The court went on to dismiss Free Republic's claims that because it is a nonprofit organization and made no money from operating its Web site, it should be allowed to reproduce the articles. The court stated that the inquiry which should be made is not whether the sole motive of the user is monetary gain but whether the user stands to profit from exploitation of the copyrighted materials without paying the customary price. The court found that the posting of the articles assisted the Web site in attracting visitors to the site. This conduct was beneficial to the organization since it used the site for the commercial purposes of promoting the association (whose members pay dues) and generating advertising revenues.

The court in this case referred back to the now-famous Texaco case. American Geophysical Union v. Texaco, Inc., 60 F.3d 913 (2d Cir 1995). In the Texaco case, researchers at Texaco made just a few photocopies of a commercial newsletter and circulated them within the company's research department. The court found that even making just a few copies of a commercial newsletter for research purposes was an infringement. It was held to be an infringement even if the copier, Texaco, derived no direct revenue from its photocopies of the articles. Texaco reaped indirect benefits, however, from its photocopies in not having to buy additional subscriptions to the newsletter. Indirect economic benefit weighs against a finding of fair use. Similarly, in this case, posting articles on Free Republic's Web site after the free two-week period allowed visitors to the site to avoid paying the customary price charged by the copyright owners (the newspapers) for the works. The court also looked to the nature of the copyrighted work. The more factual and functional a work, the less protection it receives under copyright law. The newspapers' articles were news articles and predominantly factual and, as such, would enjoy less protection than other types of works such as opinions or analyses. However, since the entire articles were copied, more than the unprotected facts were extracted from them. Therefore, this factor also weighed in favor of the copyright owner.

Finally, the court looked at the effect of the use upon a potential market for the copyrighted work. Here the court concluded that an adverse effect on a potential market for the articles had been demonstrated. If people could view them for free on Free Republic's site, they would not then purchase them from the L.A. Times or Washington Post's archive. Nor would they purchase the print versions of the newspapers. Free Republic also raised First Amendment protection arguments which the court dismissed.

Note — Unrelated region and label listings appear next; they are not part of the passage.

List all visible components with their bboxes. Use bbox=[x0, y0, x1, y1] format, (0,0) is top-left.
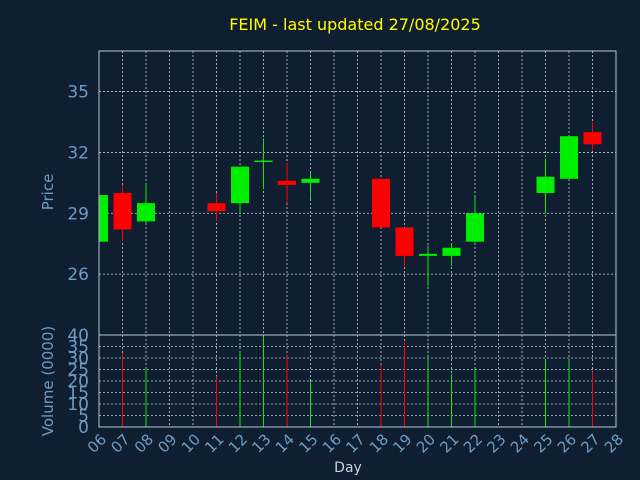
volume-tick-label: 40 bbox=[67, 326, 89, 346]
candle-body bbox=[395, 227, 414, 256]
candle bbox=[231, 166, 249, 214]
candle-body bbox=[207, 203, 226, 212]
candle bbox=[207, 193, 226, 222]
volume-plot-frame bbox=[98, 334, 617, 428]
volume-tick-label: 20 bbox=[67, 372, 89, 392]
candle bbox=[137, 182, 155, 224]
candle-body bbox=[419, 253, 437, 256]
candle bbox=[442, 243, 461, 267]
candle-body bbox=[583, 132, 602, 145]
candle bbox=[301, 172, 320, 200]
candle-body bbox=[442, 247, 461, 256]
volume-tick-label: 5 bbox=[78, 407, 89, 427]
candle bbox=[372, 178, 390, 228]
x-tick-labels: 0607080910111213141516171819202122232425… bbox=[84, 430, 627, 456]
volume-axis-label: Volume (0000) bbox=[39, 326, 57, 436]
volume-tick-label: 15 bbox=[67, 384, 89, 404]
candle-body bbox=[113, 193, 132, 230]
candle-body bbox=[231, 166, 249, 204]
candle-body bbox=[301, 178, 320, 183]
candle-body bbox=[372, 178, 390, 228]
volume-tick-label: 10 bbox=[67, 395, 89, 415]
candle bbox=[583, 122, 602, 151]
price-axis-label: Price bbox=[39, 174, 57, 211]
price-tick-label: 26 bbox=[67, 265, 89, 285]
candle bbox=[278, 162, 296, 204]
candle bbox=[113, 184, 132, 242]
candle bbox=[395, 227, 414, 267]
volume-tick-label: 25 bbox=[67, 361, 89, 381]
candle-body bbox=[466, 213, 484, 242]
candle-body bbox=[137, 203, 155, 222]
candle bbox=[466, 197, 484, 244]
candle-body bbox=[278, 180, 296, 185]
volume-bars bbox=[122, 337, 593, 427]
volume-tick-label: 0 bbox=[78, 418, 89, 438]
candle bbox=[560, 136, 578, 179]
candle bbox=[98, 186, 108, 242]
price-tick-label: 29 bbox=[67, 204, 89, 224]
price-tick-label: 35 bbox=[67, 83, 89, 103]
price-tick-labels: 26 29 32 35 bbox=[67, 83, 89, 286]
candles bbox=[98, 122, 602, 287]
x-axis-label: Day bbox=[334, 460, 362, 476]
chart-title: FEIM - last updated 27/08/2025 bbox=[229, 15, 481, 34]
candle bbox=[254, 138, 273, 189]
volume-tick-label: 35 bbox=[67, 338, 89, 358]
candle bbox=[419, 245, 437, 287]
volume-tick-label: 30 bbox=[67, 349, 89, 369]
candle-body bbox=[536, 176, 555, 193]
price-tick-label: 32 bbox=[67, 143, 89, 163]
candle-body bbox=[99, 195, 108, 242]
candle bbox=[536, 158, 555, 214]
candle-body bbox=[560, 136, 578, 179]
candle-body bbox=[254, 160, 273, 163]
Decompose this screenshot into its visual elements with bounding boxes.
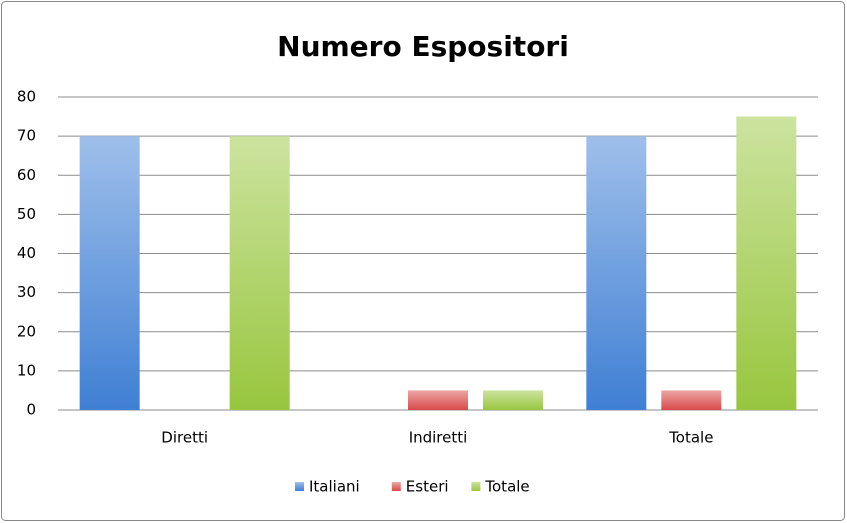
x-tick-label: Indiretti xyxy=(409,429,468,447)
y-tick-label: 50 xyxy=(17,205,36,223)
y-tick-label: 30 xyxy=(17,283,36,301)
y-tick-label: 70 xyxy=(17,127,36,145)
bar xyxy=(661,390,722,410)
bar xyxy=(79,136,140,410)
y-tick-label: 60 xyxy=(17,166,36,184)
legend-swatch xyxy=(295,482,304,491)
chart-title: Numero Espositori xyxy=(277,30,569,63)
bar xyxy=(483,390,543,410)
y-tick-label: 0 xyxy=(26,401,36,419)
y-tick-label: 20 xyxy=(17,322,36,340)
legend-label: Totale xyxy=(484,478,529,496)
y-tick-label: 40 xyxy=(17,244,36,262)
bar xyxy=(408,390,468,410)
legend-label: Italiani xyxy=(309,478,360,496)
x-tick-label: Totale xyxy=(668,429,713,447)
legend-swatch xyxy=(471,482,481,491)
legend-swatch xyxy=(391,482,401,491)
y-tick-label: 10 xyxy=(17,361,36,379)
bar xyxy=(586,136,647,410)
y-tick-label: 80 xyxy=(17,88,36,106)
bar xyxy=(736,116,797,410)
bar xyxy=(229,136,290,410)
legend-label: Esteri xyxy=(406,478,449,496)
x-tick-label: Diretti xyxy=(161,429,208,447)
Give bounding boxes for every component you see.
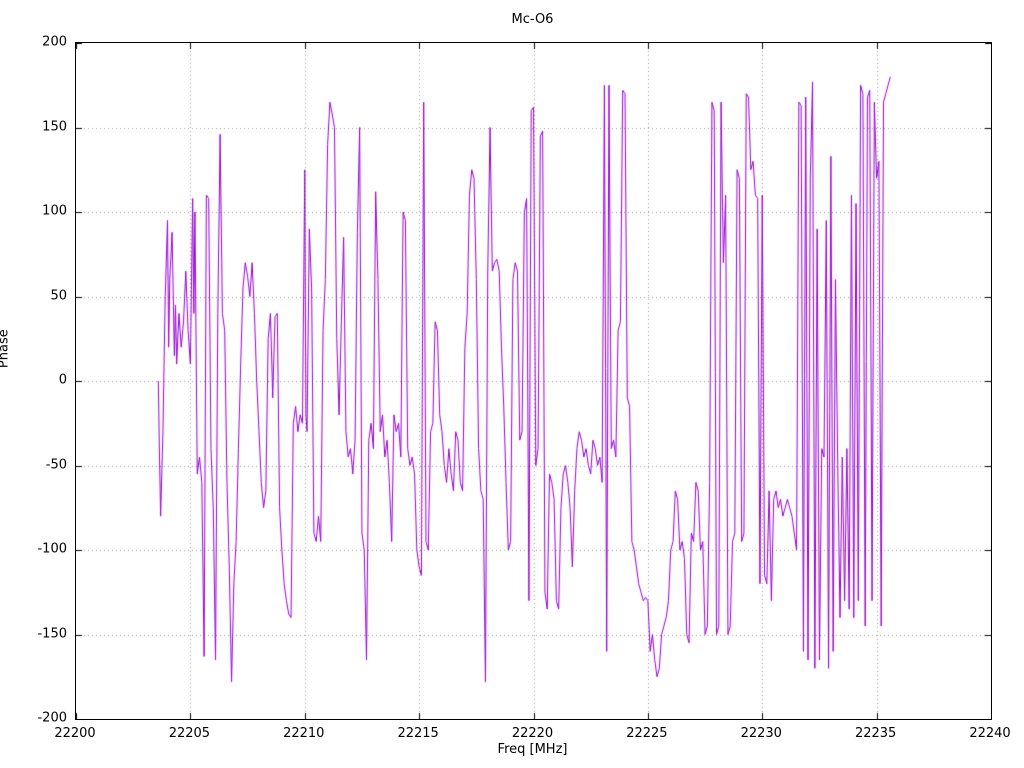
x-tick-label: 22235 bbox=[854, 726, 897, 741]
plot-area bbox=[75, 42, 992, 720]
y-tick-label: -150 bbox=[37, 626, 67, 641]
x-tick-label: 22210 bbox=[283, 726, 325, 741]
x-tick-label: 22200 bbox=[54, 726, 96, 741]
y-axis-label: Phase bbox=[0, 329, 12, 369]
y-tick-label: 0 bbox=[58, 372, 67, 388]
x-tick-label: 22215 bbox=[397, 726, 439, 741]
x-tick-label: 22220 bbox=[511, 726, 554, 741]
plot-canvas bbox=[76, 43, 991, 719]
y-tick-label: 100 bbox=[42, 203, 67, 219]
y-tick-label: -200 bbox=[37, 710, 67, 726]
x-tick-label: 22240 bbox=[969, 726, 1011, 741]
y-tick-label: -100 bbox=[37, 541, 67, 557]
x-tick-label: 22205 bbox=[168, 726, 211, 741]
chart-title: Mc-O6 bbox=[511, 12, 554, 27]
x-axis-label: Freq [MHz] bbox=[497, 742, 568, 757]
y-tick-label: 150 bbox=[42, 119, 67, 134]
x-tick-label: 22230 bbox=[740, 726, 782, 741]
y-tick-label: 50 bbox=[50, 288, 67, 303]
y-tick-label: -50 bbox=[45, 457, 67, 472]
x-tick-label: 22225 bbox=[626, 726, 668, 741]
y-tick-label: 200 bbox=[42, 34, 67, 50]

Many Internet users mistakenly believe the copyright laws have been suspended or relaxed on the Internet. This is not true. Courts have been particularly supportive of intellectual property owners when it comes to on-line infringements. The courts realize the vast potential for copyright abuse through the Internet and are reacting by providing assistance to copyright owners in their never-ending quest to prevent unauthorized copying of their works.

Much of the on-line copying is not done with the intent of violating anyone's rights, but simply out of ignorance of the law. Copyright infringement is a strict liability violation. What that means is that even if you infringe on someone else's works innocently, it is irrelevant. The often-quoted statement, "Ignorance of the law is no excuse," may be a cliché, but it is all too true when it comes to copyright infringement.

The best advice one can give is - Ask before you post!